Thaddeus Stevens, Reconstruction (American National Biography)
Scholarship
Josh Zeitz, "Stevens, Thaddeus," American National Biography Online, February 2000, http://www.anb.org/articles/04/04-00953.html.
The end of the war presented the Republican party with several distinct policy options, the most radical of which was pioneered by Stevens. Arguing that the southern states were conquered territories, outside of the Union, without constitutional protections, and subject to direct congressional governance, he proposed a wide-reaching land redistribution program aimed at breaking the economic and political influence of the planter elite and creating an independent black yeomanry.
Thaddeus Stevens, Relationship with Lydia Hamilton Smith (Trefousse, 1997)
Scholarship
Hans L. Trefousse, Thaddeus Stevens: Nineteenth-Century Egalitarian (Chapel Hill: The University of North Carolina Press, 1997), 69-70.

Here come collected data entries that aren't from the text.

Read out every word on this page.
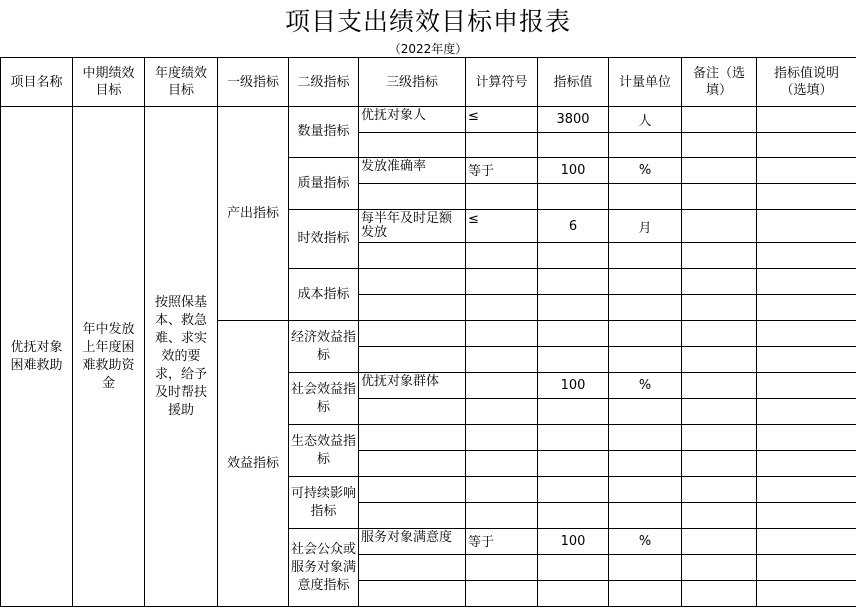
项目支出绩效目标申报表
（2022年度）
项目名称	中期绩效目标	年度绩效目标	一级指标	二级指标	三级指标	计算符号	指标值	计量单位	备注（选填）	指标值说明（选填）
优抚对象困难救助	年中发放上年度困难救助资金	按照保基本、救急难、求实效的要求，给予及时帮扶援助	产出指标	数量指标	优抚对象人	≤	3800	人		

				质量指标	发放准确率	等于	100	%		

				时效指标	每半年及时足额发放	≤	6	月		

				成本指标						

			效益指标	经济效益指标						

				社会效益指标	优抚对象群体		100	%		

				生态效益指标						

				可持续影响指标						

				社会公众或服务对象满意度指标	服务对象满意度	等于	100	%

And before long, [Thaddeus Stevens] obtained the services of a housekeeper, Lydia Hamilton Smith, a mulatto widow of great respectability with two children, who remained with him and took care of him for the rest of his life. Thad’s relations with Mrs. Smith have given rise to never ending speculation. Widely thought to be his mistress, both at the time and afterward, Mrs. Smith was treated with great respect by Stevens’s family and by himself.